TUC calls on statistics watchdog to investigate minister over benefit claims

TUC calls on statistics watchdog to investigate minister over benefit claims

By agency reporter
15 Apr 2013

The Trades Union Congress (TUC) has today (15 April) written to the UK Statistics Authority, calling on it to investigate Work and Pensions Secretary Iain Duncan Smith for "misusing" official statistics to justify the government's benefits cap.

Mr Duncan Smith hailed figures published on Friday - which showed that the number to be affected by the £26,000 cap on benefits had fallen by 16,000 - as proof that his welfare reforms were driving people to find work.

However, the government analysis upon which Mr Duncan Smith based his claims explicitly states there is no evidence of people changing their behaviour as result of the cap.
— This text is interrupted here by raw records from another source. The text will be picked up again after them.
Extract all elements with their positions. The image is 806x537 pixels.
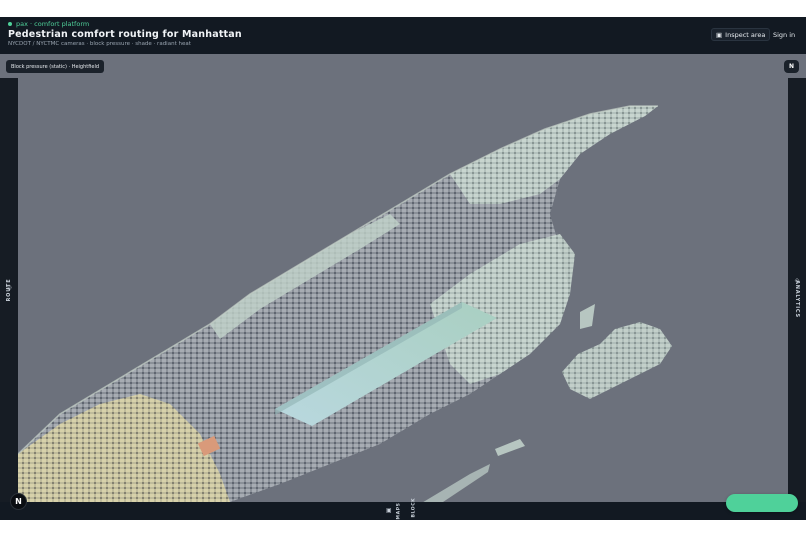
analytics-rail-label: ANALYTICS (794, 280, 800, 318)
compass-button[interactable]: N (784, 60, 799, 73)
app-header: pax · comfort platform Pedestrian comfor… (0, 17, 806, 54)
inspect-area-button[interactable]: ▣ Inspect area (711, 28, 771, 41)
page-title: Pedestrian comfort routing for Manhattan (8, 29, 242, 40)
maps-label: MAPS (396, 502, 402, 520)
analytics-rail[interactable]: ◇ ANALYTICS (788, 78, 806, 502)
manhattan-heightfield (17, 105, 672, 520)
brand-label: pax · comfort platform (16, 20, 90, 28)
map-canvas[interactable] (0, 54, 806, 520)
inspect-area-label: Inspect area (725, 30, 766, 39)
page-subtitle: NYCDOT / NYCTMC cameras · block pressure… (8, 41, 191, 47)
inspect-square-icon: ▣ (716, 30, 723, 39)
maps-drawer-bar[interactable]: ▣ MAPS & BLOCK (0, 498, 806, 524)
top-margin (0, 0, 806, 17)
east-island-patch (562, 322, 672, 399)
status-dot-icon (8, 22, 12, 26)
brand: pax · comfort platform (8, 20, 89, 28)
sign-in-button[interactable]: Sign in (769, 28, 799, 41)
layer-chip[interactable]: Block pressure (static) · Heightfield (6, 60, 105, 73)
app-badge[interactable]: N (10, 493, 27, 510)
maps-square-icon: ▣ (386, 507, 392, 514)
route-rail-label: ROUTE (6, 278, 12, 302)
bottom-margin (0, 520, 806, 537)
route-rail[interactable]: ◎ ROUTE (0, 78, 18, 502)
primary-action-button[interactable] (726, 494, 798, 512)
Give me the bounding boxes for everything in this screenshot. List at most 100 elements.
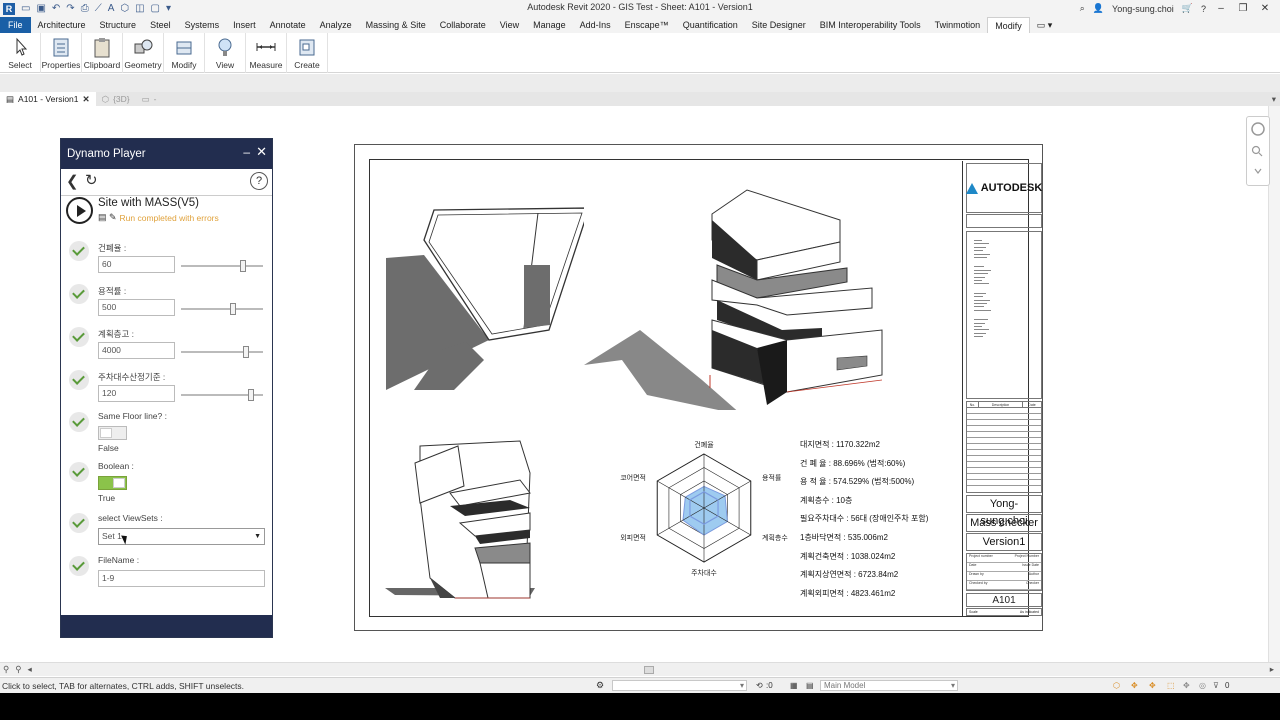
- user-name[interactable]: Yong-sung.choi: [1112, 4, 1174, 14]
- slider-knob[interactable]: [248, 389, 254, 401]
- open-icon[interactable]: ▭: [21, 0, 30, 17]
- selection-underlay-icon[interactable]: ✥: [1131, 681, 1138, 690]
- ribbon-button-view[interactable]: View: [205, 33, 246, 73]
- design-option-icon[interactable]: ▤: [806, 681, 814, 690]
- workset-dropdown[interactable]: ▾: [612, 680, 747, 691]
- scrollbar-thumb[interactable]: [644, 666, 654, 674]
- redo-icon[interactable]: ↷: [66, 0, 74, 17]
- ribbon-button-select[interactable]: Select: [0, 33, 41, 73]
- selection-pinned-icon[interactable]: ✥: [1149, 681, 1156, 690]
- ribbon-tab-2[interactable]: Structure: [93, 17, 144, 33]
- sheet-a101[interactable]: 건폐율 용적률 계획층수 주차대수 외피면적 코어면적 대지면적 : 1170.322m2…: [354, 144, 1043, 631]
- mass-3d-view[interactable]: [582, 180, 892, 410]
- filter-icon[interactable]: ⟲: [756, 681, 763, 690]
- ribbon-tab-10[interactable]: View: [493, 17, 526, 33]
- input-value-field[interactable]: 60: [98, 256, 175, 273]
- ribbon-tab-5[interactable]: Insert: [226, 17, 263, 33]
- revit-logo-icon[interactable]: R: [3, 2, 15, 15]
- ribbon-button-modify[interactable]: Modify: [164, 33, 205, 73]
- ribbon-tab-8[interactable]: Massing & Site: [359, 17, 433, 33]
- model-dropdown[interactable]: Main Model ▾: [820, 680, 958, 691]
- filename-field[interactable]: 1-9: [98, 570, 265, 587]
- ribbon-button-clipboard[interactable]: Clipboard: [82, 33, 123, 73]
- vertical-scrollbar[interactable]: [1268, 106, 1280, 662]
- ribbon-tab-12[interactable]: Add-Ins: [573, 17, 618, 33]
- background-icon[interactable]: ◎: [1199, 681, 1206, 690]
- qat-dropdown-icon[interactable]: ▾: [166, 0, 171, 17]
- slider-track[interactable]: [181, 308, 263, 310]
- ribbon-button-properties[interactable]: Properties: [41, 33, 82, 73]
- field-label: Project number: [969, 554, 993, 558]
- print-icon[interactable]: ⎙: [81, 0, 89, 17]
- slider-track[interactable]: [181, 351, 263, 353]
- slider-knob[interactable]: [243, 346, 249, 358]
- text-quick-icon[interactable]: A: [108, 0, 115, 17]
- close-icon[interactable]: ✕: [256, 144, 267, 160]
- toggle-switch[interactable]: [98, 426, 127, 440]
- input-value-field[interactable]: 120: [98, 385, 175, 402]
- doc-tab-a101[interactable]: ▤ A101 - Version1 ✕: [0, 92, 96, 106]
- measure-quick-icon[interactable]: ⟋: [95, 0, 102, 17]
- refresh-icon[interactable]: ↻: [85, 171, 98, 189]
- ribbon-tab-0[interactable]: File: [0, 17, 31, 33]
- drag-icon[interactable]: ✥: [1183, 681, 1190, 690]
- section-quick-icon[interactable]: ◫: [135, 0, 144, 17]
- scroll-right-icon[interactable]: ▸: [1270, 664, 1274, 675]
- ribbon-tab-19[interactable]: ▭ ▾: [1030, 17, 1060, 33]
- play-icon[interactable]: [66, 197, 93, 224]
- minimize-icon[interactable]: –: [243, 145, 250, 159]
- doc-tab-3d[interactable]: ⬡ {3D}: [96, 92, 136, 106]
- slider-knob[interactable]: [230, 303, 236, 315]
- steering-wheel-icon[interactable]: [1247, 117, 1269, 185]
- close-tab-icon[interactable]: ✕: [83, 94, 90, 105]
- slider-knob[interactable]: [240, 260, 246, 272]
- navigation-bar[interactable]: [1246, 116, 1270, 186]
- restore-button[interactable]: ❐: [1236, 3, 1250, 14]
- site-plan-view[interactable]: [384, 200, 584, 390]
- minimize-button[interactable]: –: [1214, 3, 1228, 14]
- help-icon[interactable]: ?: [1201, 4, 1206, 14]
- ribbon-tab-13[interactable]: Enscape™: [618, 17, 676, 33]
- ribbon-button-measure[interactable]: Measure: [246, 33, 287, 73]
- ribbon-tab-7[interactable]: Analyze: [313, 17, 359, 33]
- filter-funnel-icon[interactable]: ⊽: [1213, 681, 1219, 690]
- input-value-field[interactable]: 500: [98, 299, 175, 316]
- ribbon-tab-4[interactable]: Systems: [178, 17, 227, 33]
- ribbon-tab-9[interactable]: Collaborate: [433, 17, 493, 33]
- undo-icon[interactable]: ↶: [52, 0, 60, 17]
- slider-track[interactable]: [181, 265, 263, 267]
- ribbon-tab-15[interactable]: Site Designer: [745, 17, 813, 33]
- edit-icons[interactable]: ▤ ✎: [98, 212, 117, 223]
- input-value-field[interactable]: 4000: [98, 342, 175, 359]
- ribbon-tab-6[interactable]: Annotate: [263, 17, 313, 33]
- stat-line: 1층바닥면적 : 535.006m2: [800, 532, 888, 542]
- close-button[interactable]: ✕: [1258, 3, 1272, 14]
- cart-icon[interactable]: 🛒: [1182, 3, 1193, 14]
- ribbon-tab-18[interactable]: Modify: [987, 17, 1030, 33]
- workset-icon[interactable]: ⚙: [596, 680, 604, 691]
- ribbon-tab-3[interactable]: Steel: [143, 17, 178, 33]
- ribbon-button-geometry[interactable]: Geometry: [123, 33, 164, 73]
- doc-tab-extra[interactable]: ▭ -: [136, 92, 163, 106]
- scale-icon[interactable]: ⚲: [3, 664, 9, 675]
- ribbon-button-create[interactable]: Create: [287, 33, 328, 73]
- save-icon[interactable]: ▣: [36, 0, 45, 17]
- ribbon-tab-17[interactable]: Twinmotion: [928, 17, 988, 33]
- selection-face-icon[interactable]: ⬚: [1167, 681, 1175, 690]
- tab-overflow-icon[interactable]: ▾: [1272, 94, 1280, 105]
- layout-icon[interactable]: ▦: [790, 681, 798, 690]
- selection-links-icon[interactable]: ⬡: [1113, 681, 1120, 690]
- pin-icon[interactable]: ⚲: [15, 664, 21, 675]
- help-circle-icon[interactable]: ?: [250, 172, 268, 190]
- ribbon-tab-16[interactable]: BIM Interoperability Tools: [813, 17, 928, 33]
- back-icon[interactable]: ❮: [66, 172, 79, 190]
- ribbon-tab-11[interactable]: Manage: [526, 17, 573, 33]
- scroll-left-icon[interactable]: ◂: [27, 664, 31, 675]
- toggle-switch[interactable]: [98, 476, 127, 490]
- binoculars-icon[interactable]: ⌕: [1080, 3, 1085, 14]
- ribbon-tab-14[interactable]: Quantification: [676, 17, 745, 33]
- close-hidden-icon[interactable]: ▢: [151, 0, 160, 17]
- mass-3d-view-2[interactable]: [380, 438, 550, 603]
- 3d-view-quick-icon[interactable]: ⬡: [120, 0, 129, 17]
- ribbon-tab-1[interactable]: Architecture: [31, 17, 93, 33]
It says the main reason behind the fall is because ministers have changed the rules over eligibility.

The TUC says this is not the first time that Mr Duncan Smith has found himself in trouble for misrepresenting statistics.

In January 2012 the UK Statistics Authority rebuked him for his handling of figures on benefits claimed by immigrants. And in 2010 he was criticised by the watchdog's former head, Sir Michael Scholar, for "serious deficiencies" in his use of statistics during a debate on housing reform.

TUC General Secretary Frances O'Grady said: "It was wrong for Iain Duncan Smith to claim that the impending benefits cap has spurred people into finding jobs.

"The government's own analysts say that 16,000 fewer people will be affected because ministers have changed the rules about who is eligible, not because of any change in behaviour.

"The Department for Work and Pensions is a serial offender for misusing statistics. Perhaps ministers should be subject to a three strikes and you're out rule. If you need to make the supporting evidence up, then you must have a pretty weak argument."

She concluded: "It is essential that the UK Statistics Authority investigates Mr Duncan Smith's use of official figures."